June 17, 2016, by Harry Cocks

King Hugh of Italy (c.885-948): Success and Failure

In his Antapodosis (‘Book of Revenge’, c. 960) the Italian bishop Liutprand of Cremona (d. c. 972) discussed the career of Hugh of Arles who had been the king of Italy between c.885 and 948 (pictured, left, in the twelfth-century chronicle of Johannes Berardi).  It was his particular concern to cast a negative light on “the many virtues of King Hugh that lust undermined.”  Comparing Hugh’s virtue with his many sins of the flesh, he noted that, to his credit, “King Hugh was of no lesser wisdom than boldness, nor of smaller strength than craftiness, also a worshipper of God and a lover of those who love holy religion, solicitous for the needs of the poor, very caring towards churches; he not only loved but also deeply honoured religious and philosophical men.”  However, Hugh was also a man “who even if he shone with virtues, besmirched them through his passion for women.”  Chronicles like that of Liutprand are often seen as the necessary tactics of those who sought places under Hugh’s successors Berengar of Ivrea and Berengar II.  Taking this into account, historians have tended to judge Hugh’s reign kindly, as effective and energetic.  However, in a new article for Early Medieval Europe, Ross Balzaretti argues that perhaps the “narratives of failure,” produced by clerical writers like Liutprand, Rather of Verona, Flodoard of Reims, and (later) Hrotswitha of Gandersheim were in fact more accurate and more powerful than modern scholarship has suggested, and even helped to undermine Hugh’s rule and bring it into disrepute.

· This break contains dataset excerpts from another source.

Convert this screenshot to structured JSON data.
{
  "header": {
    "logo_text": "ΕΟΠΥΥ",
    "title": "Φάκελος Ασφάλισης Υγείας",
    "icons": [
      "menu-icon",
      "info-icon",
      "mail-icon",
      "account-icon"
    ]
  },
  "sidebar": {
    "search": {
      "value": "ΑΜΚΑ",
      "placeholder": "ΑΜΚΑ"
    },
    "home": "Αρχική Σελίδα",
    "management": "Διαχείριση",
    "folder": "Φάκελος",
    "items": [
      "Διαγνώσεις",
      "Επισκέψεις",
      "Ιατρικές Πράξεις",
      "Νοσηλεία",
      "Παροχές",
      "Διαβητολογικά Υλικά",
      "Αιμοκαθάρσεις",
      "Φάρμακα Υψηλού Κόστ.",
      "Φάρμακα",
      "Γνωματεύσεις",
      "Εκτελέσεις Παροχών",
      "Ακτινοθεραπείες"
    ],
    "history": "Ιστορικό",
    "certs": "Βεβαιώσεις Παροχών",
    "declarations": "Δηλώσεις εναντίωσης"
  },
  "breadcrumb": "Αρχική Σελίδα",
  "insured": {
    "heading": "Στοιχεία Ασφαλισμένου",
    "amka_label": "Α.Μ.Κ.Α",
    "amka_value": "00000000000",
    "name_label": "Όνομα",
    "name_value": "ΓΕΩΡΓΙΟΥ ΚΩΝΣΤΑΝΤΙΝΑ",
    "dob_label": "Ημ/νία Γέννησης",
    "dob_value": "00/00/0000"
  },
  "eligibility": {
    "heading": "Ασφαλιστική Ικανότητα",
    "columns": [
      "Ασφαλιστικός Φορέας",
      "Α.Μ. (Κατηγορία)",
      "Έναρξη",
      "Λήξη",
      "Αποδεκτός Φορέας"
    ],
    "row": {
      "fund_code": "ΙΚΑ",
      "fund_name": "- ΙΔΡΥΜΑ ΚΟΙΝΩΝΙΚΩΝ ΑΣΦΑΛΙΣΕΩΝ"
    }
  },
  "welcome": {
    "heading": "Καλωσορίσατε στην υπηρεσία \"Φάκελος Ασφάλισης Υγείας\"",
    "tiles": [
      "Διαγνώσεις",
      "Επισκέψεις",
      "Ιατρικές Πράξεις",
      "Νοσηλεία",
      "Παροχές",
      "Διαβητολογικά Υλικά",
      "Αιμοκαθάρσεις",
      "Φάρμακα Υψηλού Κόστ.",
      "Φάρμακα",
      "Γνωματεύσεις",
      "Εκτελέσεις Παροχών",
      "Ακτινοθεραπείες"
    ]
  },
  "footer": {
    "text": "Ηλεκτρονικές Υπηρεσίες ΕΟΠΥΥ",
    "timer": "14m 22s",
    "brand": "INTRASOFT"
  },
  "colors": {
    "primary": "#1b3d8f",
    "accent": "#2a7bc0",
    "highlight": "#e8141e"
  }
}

Hugh’s morals were at issue in these accounts mainly because his rule could only have been possible because he had adopted a very broad concept of “family” (he was a bigamist, had seven illegitimate children and two legitimate ones) to secure a wide, but at the same time personal network of supporters. Liutprand sneered at Hugh’s four wives, five concubines and nine mostly bastard children, but he must have known that sexual relationships of such kinds were the very stuff of successful kingship in his day.  The evidence of petitions shows that Hugh’s royal largesse was bestowed largely on his own family as an important means of enabling his rule.

Balzaretti argues that these negative judgements weren’t simply careerism on part of the writers hoping for preferment in the aftermath of Hugh’s reign.  Instead they were political interventions in themselves that helped to destroy Hugh’s reputation for justice, causing him to lose the support of the local aristocracy by portraying him as a “Provençal” interloper, highlighting the illegitimacy of most of his children, and ruining his posthumous reputation into the bargain.  Such stories, even when penned by apparently interested parties, contained telling power.

“Narratives of Success and Narratives of Failure: Representations of the Career of King Hugh of Italy (c. 885-948)”, Early Medieval Europe 24, 2 (2016): 185-208.